Friday, November 08, 2013

Tantra's Ineluctable Logic?




Buddhist wisdom is simply wisdom. It isn’t necessarily any the more wise for being Buddhist. I know my Buddhist friends may not like me saying that, but I’m not all so sure how Buddhist they are to begin with...  anyway I have observed how Buddhists do require conversion to Buddhism time and time again. There is a commonplace wisdom that wisdom comes with age, an expression I passionately detested when I was younger (along the same lines: “When you’re older you’ll understand...”).

Today I’d venture there is some truth in it.  For instance I’ve seen that young people just don’t know that failure is success. They only see the failure, and don’t appreciate the opportunity it nearly always presents them. When you get a present, you ought to be saying ‘Thank you!’ Seeing how badly they take defeat always looks so-o-oh pathetic you almost want to feel sorry for the bastards. When people concede defeat (or put themselves at risk) in order to help another person, they become so much bigger for that, they come out winners, don’t they? Young people fail to recognize these simple wisdoms over and over again until they’re too old to benefit from them anymore. So then they might think they have to express their well thought-out thoughts to the young people, young people who just won’t buy it whether they’re getting charged for it or not. 


Listen children! Failure keeps us growing and prevents us from getting stuck. Period, full stop. Stop your whining. The one who loses the argument is the one who learns the most, is indeed the successful one. These are things we either know from experience or don’t know at all...  Not that anybody really ever grows up all that much. That’s why reincarnation, if it didn’t exist, would have to be invented. We always have a lot further to go than one life can normally allow time for.

An older person I know, one even older than yours truly, was recently asked what he would like to teach young people, and the first thing that he thought of was this, “There is no such thing as a wrong thought.”  I’ll admit I was a little taken aback by that, perhaps out of a knee-jerk moralistic impulse (I’m an occasional victim, I’ll confess), but I could also see the tantric logic in it. The serpent in the primordial garden convinced us with the help of a drugged apple — to follow an interesting reading of Genesis — that there is a difference between the good thoughts and the bad thoughts, that there’s something godlike about knowing this.  Ever since then we’ve been filled with inner turmoil, tortured by indecision about what would be the right thing to do (and the right thing to think). 

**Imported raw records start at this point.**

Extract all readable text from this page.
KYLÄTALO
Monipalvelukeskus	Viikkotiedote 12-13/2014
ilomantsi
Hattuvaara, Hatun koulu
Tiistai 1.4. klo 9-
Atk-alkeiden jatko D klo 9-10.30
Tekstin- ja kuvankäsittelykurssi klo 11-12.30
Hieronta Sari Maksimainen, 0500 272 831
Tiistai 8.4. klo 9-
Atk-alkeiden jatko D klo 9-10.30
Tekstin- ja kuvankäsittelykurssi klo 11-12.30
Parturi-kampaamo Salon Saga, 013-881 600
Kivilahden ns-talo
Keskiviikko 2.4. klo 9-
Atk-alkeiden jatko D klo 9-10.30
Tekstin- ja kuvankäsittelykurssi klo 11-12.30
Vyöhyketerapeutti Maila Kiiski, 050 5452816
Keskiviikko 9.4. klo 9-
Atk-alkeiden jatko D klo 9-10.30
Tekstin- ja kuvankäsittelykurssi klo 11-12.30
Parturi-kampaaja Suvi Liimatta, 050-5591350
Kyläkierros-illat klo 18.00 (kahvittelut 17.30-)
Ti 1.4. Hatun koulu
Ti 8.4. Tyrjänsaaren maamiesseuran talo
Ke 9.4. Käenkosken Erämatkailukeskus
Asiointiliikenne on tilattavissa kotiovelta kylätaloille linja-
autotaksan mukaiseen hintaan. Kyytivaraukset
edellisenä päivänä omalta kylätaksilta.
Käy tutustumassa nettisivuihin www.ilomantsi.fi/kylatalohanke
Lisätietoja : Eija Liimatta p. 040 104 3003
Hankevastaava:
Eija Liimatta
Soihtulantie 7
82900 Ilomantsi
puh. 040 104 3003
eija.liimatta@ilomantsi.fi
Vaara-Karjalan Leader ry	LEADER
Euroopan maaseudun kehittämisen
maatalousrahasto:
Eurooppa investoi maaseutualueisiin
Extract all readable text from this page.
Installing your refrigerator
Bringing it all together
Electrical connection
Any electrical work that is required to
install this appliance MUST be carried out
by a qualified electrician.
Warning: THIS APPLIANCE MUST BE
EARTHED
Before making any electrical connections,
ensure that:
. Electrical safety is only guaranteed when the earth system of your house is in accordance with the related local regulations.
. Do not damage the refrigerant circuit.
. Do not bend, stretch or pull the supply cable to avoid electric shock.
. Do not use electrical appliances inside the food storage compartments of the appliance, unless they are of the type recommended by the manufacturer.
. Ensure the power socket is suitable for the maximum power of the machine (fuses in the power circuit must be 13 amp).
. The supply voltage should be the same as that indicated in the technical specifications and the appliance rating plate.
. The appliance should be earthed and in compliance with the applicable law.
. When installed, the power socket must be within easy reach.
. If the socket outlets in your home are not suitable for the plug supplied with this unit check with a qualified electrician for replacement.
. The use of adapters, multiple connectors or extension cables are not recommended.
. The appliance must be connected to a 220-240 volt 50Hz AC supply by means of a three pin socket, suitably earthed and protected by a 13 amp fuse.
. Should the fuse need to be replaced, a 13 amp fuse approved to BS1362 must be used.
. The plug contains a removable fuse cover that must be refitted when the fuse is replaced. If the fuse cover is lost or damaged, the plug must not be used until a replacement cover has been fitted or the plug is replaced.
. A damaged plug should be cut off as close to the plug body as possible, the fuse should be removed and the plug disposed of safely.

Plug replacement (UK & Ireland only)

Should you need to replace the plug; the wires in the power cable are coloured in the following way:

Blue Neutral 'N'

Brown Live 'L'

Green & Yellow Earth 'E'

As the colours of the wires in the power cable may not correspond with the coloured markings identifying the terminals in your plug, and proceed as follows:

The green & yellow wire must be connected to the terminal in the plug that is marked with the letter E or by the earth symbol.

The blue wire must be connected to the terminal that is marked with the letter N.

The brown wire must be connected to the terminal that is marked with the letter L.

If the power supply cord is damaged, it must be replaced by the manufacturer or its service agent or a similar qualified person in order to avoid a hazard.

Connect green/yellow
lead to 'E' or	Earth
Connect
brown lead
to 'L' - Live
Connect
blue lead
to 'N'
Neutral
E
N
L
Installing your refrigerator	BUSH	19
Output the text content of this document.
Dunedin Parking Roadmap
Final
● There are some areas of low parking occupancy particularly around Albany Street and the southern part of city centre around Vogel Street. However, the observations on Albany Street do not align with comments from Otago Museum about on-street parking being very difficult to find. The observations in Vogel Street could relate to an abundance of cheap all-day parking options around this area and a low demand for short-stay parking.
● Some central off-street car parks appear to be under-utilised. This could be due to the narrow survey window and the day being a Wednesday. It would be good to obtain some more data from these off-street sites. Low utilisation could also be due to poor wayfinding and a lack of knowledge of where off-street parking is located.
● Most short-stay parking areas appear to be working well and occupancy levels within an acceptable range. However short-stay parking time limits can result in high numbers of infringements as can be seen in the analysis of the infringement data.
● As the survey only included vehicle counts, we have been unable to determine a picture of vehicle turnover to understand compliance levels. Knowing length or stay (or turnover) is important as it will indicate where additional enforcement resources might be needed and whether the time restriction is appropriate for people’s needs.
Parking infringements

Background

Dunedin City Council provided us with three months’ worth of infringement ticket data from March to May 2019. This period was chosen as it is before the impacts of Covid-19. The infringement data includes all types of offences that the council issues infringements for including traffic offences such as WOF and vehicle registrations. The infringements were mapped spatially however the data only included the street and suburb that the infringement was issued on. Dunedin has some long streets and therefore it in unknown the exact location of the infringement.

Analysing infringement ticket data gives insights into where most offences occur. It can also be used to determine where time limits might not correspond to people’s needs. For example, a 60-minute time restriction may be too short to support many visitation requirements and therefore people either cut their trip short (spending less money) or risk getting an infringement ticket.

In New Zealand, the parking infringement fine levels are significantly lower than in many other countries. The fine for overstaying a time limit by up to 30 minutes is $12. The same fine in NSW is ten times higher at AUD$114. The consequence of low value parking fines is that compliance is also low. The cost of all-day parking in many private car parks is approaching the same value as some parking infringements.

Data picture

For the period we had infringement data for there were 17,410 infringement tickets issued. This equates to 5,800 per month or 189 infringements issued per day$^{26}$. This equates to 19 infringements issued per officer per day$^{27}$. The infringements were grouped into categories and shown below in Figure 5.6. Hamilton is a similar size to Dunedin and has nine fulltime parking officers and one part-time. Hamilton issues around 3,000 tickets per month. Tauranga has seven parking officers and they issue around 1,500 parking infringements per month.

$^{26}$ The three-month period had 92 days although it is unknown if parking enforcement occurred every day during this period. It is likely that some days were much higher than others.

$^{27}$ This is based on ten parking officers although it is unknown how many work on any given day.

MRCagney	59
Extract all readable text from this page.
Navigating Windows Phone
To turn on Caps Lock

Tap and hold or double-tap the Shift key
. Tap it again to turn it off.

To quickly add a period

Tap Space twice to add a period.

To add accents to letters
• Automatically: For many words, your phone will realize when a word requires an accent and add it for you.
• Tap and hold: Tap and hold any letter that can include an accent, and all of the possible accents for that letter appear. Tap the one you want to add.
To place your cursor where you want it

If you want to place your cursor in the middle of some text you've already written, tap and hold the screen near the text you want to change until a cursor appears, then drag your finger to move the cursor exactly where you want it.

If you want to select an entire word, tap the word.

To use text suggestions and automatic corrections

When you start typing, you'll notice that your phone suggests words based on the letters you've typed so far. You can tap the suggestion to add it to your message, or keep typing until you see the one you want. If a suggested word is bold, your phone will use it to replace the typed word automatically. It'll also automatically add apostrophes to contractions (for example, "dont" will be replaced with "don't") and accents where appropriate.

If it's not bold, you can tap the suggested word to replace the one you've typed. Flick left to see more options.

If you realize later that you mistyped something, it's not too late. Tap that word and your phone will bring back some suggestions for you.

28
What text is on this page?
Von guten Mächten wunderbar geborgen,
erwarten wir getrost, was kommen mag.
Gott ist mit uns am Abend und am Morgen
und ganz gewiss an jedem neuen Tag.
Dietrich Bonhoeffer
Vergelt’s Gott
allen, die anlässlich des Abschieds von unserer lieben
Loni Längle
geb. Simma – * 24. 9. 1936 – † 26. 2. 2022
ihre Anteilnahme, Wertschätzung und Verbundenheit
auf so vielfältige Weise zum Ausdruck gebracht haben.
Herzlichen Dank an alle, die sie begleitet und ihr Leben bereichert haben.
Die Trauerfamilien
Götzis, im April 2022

The real problem isn’t this so much as that we’ve placed ourselves at the mercy of our thoughts, whether good or bad, and act impulsively or even unconsciously most of the time...  it’s a problem of awareness and awakening, the rules be damned. We’re here to live, not to be managed or observed or judged. We don’t meditate in order to force ourselves to listen to the mini-fascist in our own minds... Or do we?  ‘You kids behave, and watch those thoughts, they’ll get you into a world of trouble,’ we tell them out of the selfish and probably futile hope they won’t bother us while we’re up to our important adult business. Who tells them to release their grips on those hooks they’ve got sticking into them? Who tells them to jump over those walls they've had built around them or they built around themselves? Who helps them see the bigger and more meaningful connections between what they’ve got inside and what’s going on outside?  Who tells them that real ethics have to come spontaneously out of an awakened goodness inside and not imposed by some dull authority outside? Dull authorities make us dull fellows who need to be told what we ought to find of interest instead of finding out on our own.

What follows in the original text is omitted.